Before leaving, however, they had made an appointment with Dr. Luce. “A little knowledge is a dangerous thing,” Dr. Luce told them, offering an explanation for my disappearance. “Callie may have stolen a look at her file while I was out of my office. But she didn’t understand what she was reading.”
“But what would make her run away?” Tessie asked. Her eyes were wide, imploring.
“She misconstrued the facts,” Luce answered. “She oversimplified them.”
“I’ll be honest with you, Dr. Luce,” said Milton. “Our daughter called you a liar in that note she left. I’d like an explanation why she might say something like that.”
Luce smiled tolerantly. “She’s fourteen. Distrustful of adults.”
“Can we take a look at that file?”
“It won’t help you to see the file. Gender identity is very complex. It’s not a matter of sheer genetics. Neither is it a matter of purely environmental factors. Genes and environment come together at a critical moment. It’s not di-factorial.
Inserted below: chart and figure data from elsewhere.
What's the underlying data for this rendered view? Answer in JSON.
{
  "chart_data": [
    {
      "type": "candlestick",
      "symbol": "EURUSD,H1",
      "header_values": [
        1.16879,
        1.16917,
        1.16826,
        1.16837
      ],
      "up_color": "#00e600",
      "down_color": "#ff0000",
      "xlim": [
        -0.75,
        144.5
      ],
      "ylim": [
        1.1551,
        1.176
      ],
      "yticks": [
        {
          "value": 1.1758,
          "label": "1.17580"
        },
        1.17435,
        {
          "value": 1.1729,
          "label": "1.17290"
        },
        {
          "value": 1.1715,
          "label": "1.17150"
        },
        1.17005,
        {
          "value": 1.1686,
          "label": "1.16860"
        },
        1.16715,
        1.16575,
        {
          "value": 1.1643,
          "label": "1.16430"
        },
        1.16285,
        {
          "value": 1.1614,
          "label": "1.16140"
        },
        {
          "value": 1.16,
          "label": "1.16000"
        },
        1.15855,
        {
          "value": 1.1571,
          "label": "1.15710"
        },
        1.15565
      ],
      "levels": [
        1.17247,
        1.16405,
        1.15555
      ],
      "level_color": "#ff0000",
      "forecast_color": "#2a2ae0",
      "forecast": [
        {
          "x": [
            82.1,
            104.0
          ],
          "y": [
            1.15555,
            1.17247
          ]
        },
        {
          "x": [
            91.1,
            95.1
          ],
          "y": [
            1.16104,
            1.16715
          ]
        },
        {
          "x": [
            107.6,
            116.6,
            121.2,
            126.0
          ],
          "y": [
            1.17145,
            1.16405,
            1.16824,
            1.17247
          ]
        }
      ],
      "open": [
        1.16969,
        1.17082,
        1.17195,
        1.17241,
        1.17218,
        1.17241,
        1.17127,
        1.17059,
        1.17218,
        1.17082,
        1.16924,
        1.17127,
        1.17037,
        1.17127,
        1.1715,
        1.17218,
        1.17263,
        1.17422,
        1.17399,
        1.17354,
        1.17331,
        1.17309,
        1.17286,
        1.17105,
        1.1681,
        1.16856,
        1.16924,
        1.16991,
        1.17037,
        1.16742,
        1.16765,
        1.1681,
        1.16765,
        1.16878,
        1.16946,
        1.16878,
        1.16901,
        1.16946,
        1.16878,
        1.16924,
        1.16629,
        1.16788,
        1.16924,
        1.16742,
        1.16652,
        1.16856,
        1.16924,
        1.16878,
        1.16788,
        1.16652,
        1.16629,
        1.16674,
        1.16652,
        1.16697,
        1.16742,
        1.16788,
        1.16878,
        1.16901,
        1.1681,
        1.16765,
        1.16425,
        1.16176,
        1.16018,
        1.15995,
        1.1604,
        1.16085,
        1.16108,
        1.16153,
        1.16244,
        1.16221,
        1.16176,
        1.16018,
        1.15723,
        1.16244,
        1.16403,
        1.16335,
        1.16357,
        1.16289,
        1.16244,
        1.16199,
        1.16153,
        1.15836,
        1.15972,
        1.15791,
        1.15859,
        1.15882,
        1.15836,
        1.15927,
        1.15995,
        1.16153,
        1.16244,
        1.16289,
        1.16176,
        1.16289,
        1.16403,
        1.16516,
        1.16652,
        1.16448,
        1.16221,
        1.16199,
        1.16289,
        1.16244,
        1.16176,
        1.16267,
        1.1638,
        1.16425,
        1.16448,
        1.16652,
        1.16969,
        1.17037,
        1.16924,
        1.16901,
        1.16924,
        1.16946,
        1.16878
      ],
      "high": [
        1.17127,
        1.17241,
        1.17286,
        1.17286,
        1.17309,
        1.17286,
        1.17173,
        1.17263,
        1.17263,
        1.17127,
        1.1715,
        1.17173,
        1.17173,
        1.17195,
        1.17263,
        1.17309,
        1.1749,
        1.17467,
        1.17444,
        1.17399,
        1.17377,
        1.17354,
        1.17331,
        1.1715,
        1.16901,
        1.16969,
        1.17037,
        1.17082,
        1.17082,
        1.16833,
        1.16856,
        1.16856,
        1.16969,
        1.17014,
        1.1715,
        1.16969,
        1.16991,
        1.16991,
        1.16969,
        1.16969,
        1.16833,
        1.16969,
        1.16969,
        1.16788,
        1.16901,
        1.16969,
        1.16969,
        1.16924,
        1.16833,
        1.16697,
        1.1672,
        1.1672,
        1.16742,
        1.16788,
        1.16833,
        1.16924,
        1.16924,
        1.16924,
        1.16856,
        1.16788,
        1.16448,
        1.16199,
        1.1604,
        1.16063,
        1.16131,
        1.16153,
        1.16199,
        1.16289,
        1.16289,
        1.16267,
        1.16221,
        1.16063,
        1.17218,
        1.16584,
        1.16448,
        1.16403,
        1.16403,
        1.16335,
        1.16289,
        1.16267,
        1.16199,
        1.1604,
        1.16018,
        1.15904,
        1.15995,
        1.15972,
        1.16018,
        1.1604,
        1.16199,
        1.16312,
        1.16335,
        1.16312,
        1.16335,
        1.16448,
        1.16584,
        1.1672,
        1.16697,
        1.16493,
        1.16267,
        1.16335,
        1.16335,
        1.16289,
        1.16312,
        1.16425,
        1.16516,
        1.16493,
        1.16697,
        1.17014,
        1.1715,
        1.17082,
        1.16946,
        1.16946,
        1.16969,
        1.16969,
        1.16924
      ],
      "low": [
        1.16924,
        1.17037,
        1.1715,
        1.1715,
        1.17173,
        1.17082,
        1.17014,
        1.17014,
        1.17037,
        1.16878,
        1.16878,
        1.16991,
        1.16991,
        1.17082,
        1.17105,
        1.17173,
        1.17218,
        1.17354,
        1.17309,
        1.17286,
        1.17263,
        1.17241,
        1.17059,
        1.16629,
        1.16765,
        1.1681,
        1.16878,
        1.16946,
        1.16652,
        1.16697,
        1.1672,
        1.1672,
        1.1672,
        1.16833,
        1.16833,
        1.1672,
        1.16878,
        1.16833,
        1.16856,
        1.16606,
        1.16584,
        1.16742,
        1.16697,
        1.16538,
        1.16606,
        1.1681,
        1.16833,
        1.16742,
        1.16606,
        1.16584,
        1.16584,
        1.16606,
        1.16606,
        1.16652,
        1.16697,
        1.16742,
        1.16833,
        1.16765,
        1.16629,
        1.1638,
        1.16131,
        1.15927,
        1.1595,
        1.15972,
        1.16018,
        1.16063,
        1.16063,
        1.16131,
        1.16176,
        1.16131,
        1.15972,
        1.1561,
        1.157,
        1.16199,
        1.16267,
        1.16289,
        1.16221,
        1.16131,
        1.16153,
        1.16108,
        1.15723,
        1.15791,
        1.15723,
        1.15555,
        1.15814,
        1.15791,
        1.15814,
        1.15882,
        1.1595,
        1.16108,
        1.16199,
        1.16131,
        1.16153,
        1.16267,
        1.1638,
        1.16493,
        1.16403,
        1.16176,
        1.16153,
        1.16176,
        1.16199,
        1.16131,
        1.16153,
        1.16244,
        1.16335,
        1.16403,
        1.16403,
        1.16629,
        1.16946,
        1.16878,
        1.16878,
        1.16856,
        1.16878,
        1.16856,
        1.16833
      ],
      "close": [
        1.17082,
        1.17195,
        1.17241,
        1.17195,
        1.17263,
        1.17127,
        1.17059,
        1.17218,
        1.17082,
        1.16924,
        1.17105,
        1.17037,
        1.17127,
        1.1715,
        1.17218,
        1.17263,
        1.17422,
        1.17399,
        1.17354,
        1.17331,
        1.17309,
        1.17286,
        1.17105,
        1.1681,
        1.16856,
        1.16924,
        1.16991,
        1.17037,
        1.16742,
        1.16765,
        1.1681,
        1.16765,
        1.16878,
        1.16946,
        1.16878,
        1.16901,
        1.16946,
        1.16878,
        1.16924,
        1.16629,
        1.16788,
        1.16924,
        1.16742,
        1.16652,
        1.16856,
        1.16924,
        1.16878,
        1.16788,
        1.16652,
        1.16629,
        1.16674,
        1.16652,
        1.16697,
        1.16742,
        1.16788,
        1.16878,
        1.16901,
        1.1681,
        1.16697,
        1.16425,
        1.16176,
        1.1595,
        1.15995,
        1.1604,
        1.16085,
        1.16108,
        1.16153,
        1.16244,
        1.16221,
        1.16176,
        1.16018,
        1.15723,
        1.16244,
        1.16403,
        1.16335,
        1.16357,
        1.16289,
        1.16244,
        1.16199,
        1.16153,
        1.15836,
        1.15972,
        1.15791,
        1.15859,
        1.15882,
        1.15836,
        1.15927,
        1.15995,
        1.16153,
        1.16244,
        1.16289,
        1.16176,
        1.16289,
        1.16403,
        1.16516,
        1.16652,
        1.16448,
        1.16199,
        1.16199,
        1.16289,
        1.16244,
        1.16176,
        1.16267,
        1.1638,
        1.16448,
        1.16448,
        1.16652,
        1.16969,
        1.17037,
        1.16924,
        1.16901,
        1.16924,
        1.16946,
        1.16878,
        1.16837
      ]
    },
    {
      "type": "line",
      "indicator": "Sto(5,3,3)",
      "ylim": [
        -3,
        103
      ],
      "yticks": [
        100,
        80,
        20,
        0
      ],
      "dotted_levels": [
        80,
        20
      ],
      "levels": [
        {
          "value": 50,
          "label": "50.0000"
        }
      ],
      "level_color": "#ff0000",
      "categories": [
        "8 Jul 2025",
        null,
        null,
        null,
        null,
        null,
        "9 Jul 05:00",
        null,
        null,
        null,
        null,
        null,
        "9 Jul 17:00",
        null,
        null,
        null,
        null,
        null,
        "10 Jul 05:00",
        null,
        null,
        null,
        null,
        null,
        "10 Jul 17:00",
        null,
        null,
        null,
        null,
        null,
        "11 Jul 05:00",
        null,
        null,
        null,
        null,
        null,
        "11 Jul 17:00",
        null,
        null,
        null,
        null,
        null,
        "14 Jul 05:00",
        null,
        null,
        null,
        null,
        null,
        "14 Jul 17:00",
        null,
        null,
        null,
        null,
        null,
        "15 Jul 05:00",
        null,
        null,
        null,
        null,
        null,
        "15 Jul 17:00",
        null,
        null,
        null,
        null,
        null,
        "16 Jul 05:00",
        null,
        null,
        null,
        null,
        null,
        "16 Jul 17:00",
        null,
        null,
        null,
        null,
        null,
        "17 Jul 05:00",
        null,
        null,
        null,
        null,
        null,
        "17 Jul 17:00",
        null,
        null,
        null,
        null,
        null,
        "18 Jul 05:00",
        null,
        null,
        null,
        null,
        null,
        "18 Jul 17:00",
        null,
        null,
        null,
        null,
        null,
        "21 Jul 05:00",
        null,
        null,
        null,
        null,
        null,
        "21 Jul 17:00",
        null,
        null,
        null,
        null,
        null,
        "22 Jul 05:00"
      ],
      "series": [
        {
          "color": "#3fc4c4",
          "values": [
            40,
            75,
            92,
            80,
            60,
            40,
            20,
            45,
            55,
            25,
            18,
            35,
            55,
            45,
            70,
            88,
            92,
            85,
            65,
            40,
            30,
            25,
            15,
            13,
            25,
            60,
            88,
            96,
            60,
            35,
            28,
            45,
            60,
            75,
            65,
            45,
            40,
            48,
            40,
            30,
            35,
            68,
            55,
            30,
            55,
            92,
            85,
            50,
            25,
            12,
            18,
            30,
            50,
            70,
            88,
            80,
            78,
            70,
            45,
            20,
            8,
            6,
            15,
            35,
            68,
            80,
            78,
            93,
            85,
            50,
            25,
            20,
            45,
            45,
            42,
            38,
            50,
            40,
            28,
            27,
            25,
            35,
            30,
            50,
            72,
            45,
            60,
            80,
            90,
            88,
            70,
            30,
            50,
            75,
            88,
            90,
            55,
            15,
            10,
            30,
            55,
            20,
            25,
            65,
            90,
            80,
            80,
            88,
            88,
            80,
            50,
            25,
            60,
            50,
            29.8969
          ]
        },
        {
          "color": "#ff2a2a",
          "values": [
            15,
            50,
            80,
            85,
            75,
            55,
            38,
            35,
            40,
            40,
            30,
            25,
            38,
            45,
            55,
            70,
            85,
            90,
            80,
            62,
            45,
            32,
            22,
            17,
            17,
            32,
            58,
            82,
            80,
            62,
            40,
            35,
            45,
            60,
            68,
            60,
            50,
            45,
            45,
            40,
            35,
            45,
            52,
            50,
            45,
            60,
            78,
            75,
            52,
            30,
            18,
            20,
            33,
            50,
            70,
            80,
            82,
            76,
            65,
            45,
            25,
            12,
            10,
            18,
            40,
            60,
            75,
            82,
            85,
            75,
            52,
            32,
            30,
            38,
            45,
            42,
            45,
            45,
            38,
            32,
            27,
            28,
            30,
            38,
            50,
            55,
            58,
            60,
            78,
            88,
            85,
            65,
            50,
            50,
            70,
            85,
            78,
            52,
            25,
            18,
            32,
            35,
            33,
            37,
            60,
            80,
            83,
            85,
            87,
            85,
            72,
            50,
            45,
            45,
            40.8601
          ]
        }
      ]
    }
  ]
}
It’s tri-factorial.”
“Let me get one thing straight,” Milton interrupted. “Is it, or is it not, still your medical opinion that Callie should stay the way she is?”
“From the psychological assessment I was able to make during the brief time I treated Callie, I would say yes, my opinion is that she has a female gender identity.”
Tessie’s composure broke and she sounded frantic. “Why does she say she’s a boy, then?”
“She never said that to me,” said Luce. “That’s a new piece of the puzzle.”
“I want to see that file,” demanded Milton
“I’m afraid that’s not possible. The file is for my own private research purposes. You’re free to see Callie’s blood work and the other test results.”
Milton exploded then. Shouting, swearing at Dr. Luce. “I hold you responsible. You hear me? Our daughter isn’t the kind to just run off like that. You must have done something to her. Scared her.”
“Her situation scared her, Mr. Stephanides,” said Luce. “And let me emphasize something to you.” He rapped his knuckles against his desk. “It is of tantamount importance that you find her as soon as possible. The repercussions could be severe.”
“What are you saying?”
“Depression. Dysphoria. She’s in a very delicate psychological state.”
“Tessie,” Milton looked at his wife, “you want to see the file or should we get out of here and let this bastard go screw himself.”
“I want to see the file.” She was sniffling now. “And watch your language, please. Let’s try to be cordial.”
Finally, Luce had given in and let them see it. After they had read the file, he offered to reevaluate my case at a future time, and expressed hope that I would soon be found.
“I’d never take Callie back to him in a million years,” my mother said as they left.
“I don’t know what he did to upset Callie,” said my father, “but he did something.”
They returned to Middlesex in late September. The leaves were falling from the elms, robbing the street of shelter. The weather began to turn colder, and from her bed at night Tessie listened to the wind and the rustling leaves, wondering where I was sleeping and if I was safe. The tranquilizers didn’t subdue her panic so much as displace it. Under their sedation Tessie withdrew into an inner core of herself, a kind of viewing platform from which she could observe her anxiety. The fear was a little less with her at those times. The pills made her mouth dry. They made her head feel as though it were wrapped in cotton, and turned the periphery of her vision starry. She was supposed to take only one pill at a time, but she often took two.
There was a place halfway between consciousness and unconsciousness where Tessie did her best thinking. During the day she busied herself with company—people were constantly stopping by the house with food, and she had to set out trays and clean up after them—but in the nights, approaching stupefaction, she had the courage to try to come to terms with the note I’d left behind.
It was impossible for my mother to think of me as anything but her daughter. Her thoughts went in the same circle again and again. With her eyes half-open, Tessie gazed out across the dark bedroom glinting and sparking in the corners, and saw before her all the items I had ever worn or possessed. They all seemed to be heaped at the foot of her bed—the beribboned socks, the dolls, the hair clips, the full set of Madeline books, the party dresses, the red Mary Janes, the jumpers, the Easy-Bake Oven, the hula hoop. These objects were the trail that led back to me. How could such a trail lead to a boy?